O caso de Phineas Gage, ocorrido em 1848, permanece como o marco fundamental da neurociência moderna, fornecendo a primeira evidência científica de que o córtex frontal é responsável pela personalidade, emoções e interações sociais. Gage, um agente ferroviário eficiente e equilibrado, sofreu uma lesão cerebral traumática quando uma barra de ferro atravessou seu crânio. Embora tenha sobrevivido e mantido suas faculdades intelectuais básicas, sua personalidade sofreu uma metamorfose radical, tornando-o socialmente desinibido e emocionalmente instável.
As análises históricas e contemporâneas do caso, incluindo a comparação com um “doppelganger” moderno na Irlanda, evidenciando que lesões nos circuitos frontais — especificamente na região pré-frontal e em suas vias de conexão — resultam em síndromes neurocomportamentais específicas que desafiam a distinção entre traços de personalidade e danos estruturais cerebrais.
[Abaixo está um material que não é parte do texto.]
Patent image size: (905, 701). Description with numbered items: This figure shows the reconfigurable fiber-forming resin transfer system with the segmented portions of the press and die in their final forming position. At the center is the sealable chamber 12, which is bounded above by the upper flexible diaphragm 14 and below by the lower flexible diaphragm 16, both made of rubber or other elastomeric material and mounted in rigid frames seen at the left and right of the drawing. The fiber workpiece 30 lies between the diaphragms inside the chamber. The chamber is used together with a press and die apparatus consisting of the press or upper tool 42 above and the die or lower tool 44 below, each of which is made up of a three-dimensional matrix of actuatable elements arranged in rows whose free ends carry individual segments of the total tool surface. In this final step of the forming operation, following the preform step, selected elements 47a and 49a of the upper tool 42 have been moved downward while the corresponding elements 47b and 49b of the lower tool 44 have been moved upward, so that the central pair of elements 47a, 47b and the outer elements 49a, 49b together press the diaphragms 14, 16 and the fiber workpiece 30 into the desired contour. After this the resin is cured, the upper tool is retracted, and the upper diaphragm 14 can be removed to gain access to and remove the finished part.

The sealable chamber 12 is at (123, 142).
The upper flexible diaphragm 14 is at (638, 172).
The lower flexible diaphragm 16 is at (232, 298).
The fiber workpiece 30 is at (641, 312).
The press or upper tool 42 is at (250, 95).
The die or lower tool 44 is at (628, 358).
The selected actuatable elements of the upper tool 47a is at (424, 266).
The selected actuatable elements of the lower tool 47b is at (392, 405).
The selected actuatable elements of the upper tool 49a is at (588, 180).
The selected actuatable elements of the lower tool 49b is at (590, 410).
O Incidente de 1848: Phineas Gage
Perfil e Acidente
Phineas Gage era um operário americano de 25 anos, descrito como o funcionário mais capaz de sua empresa, possuidor de uma “mente equilibrada” e perfil de liderança. Em 13 de setembro de 1848, enquanto preparava uma explosão em Cavendish, Vermont, uma barra de ferro (de 3 cm de diâmetro e 109 cm de comprimento) foi projetada contra seu crânio devido a uma detonação acidental.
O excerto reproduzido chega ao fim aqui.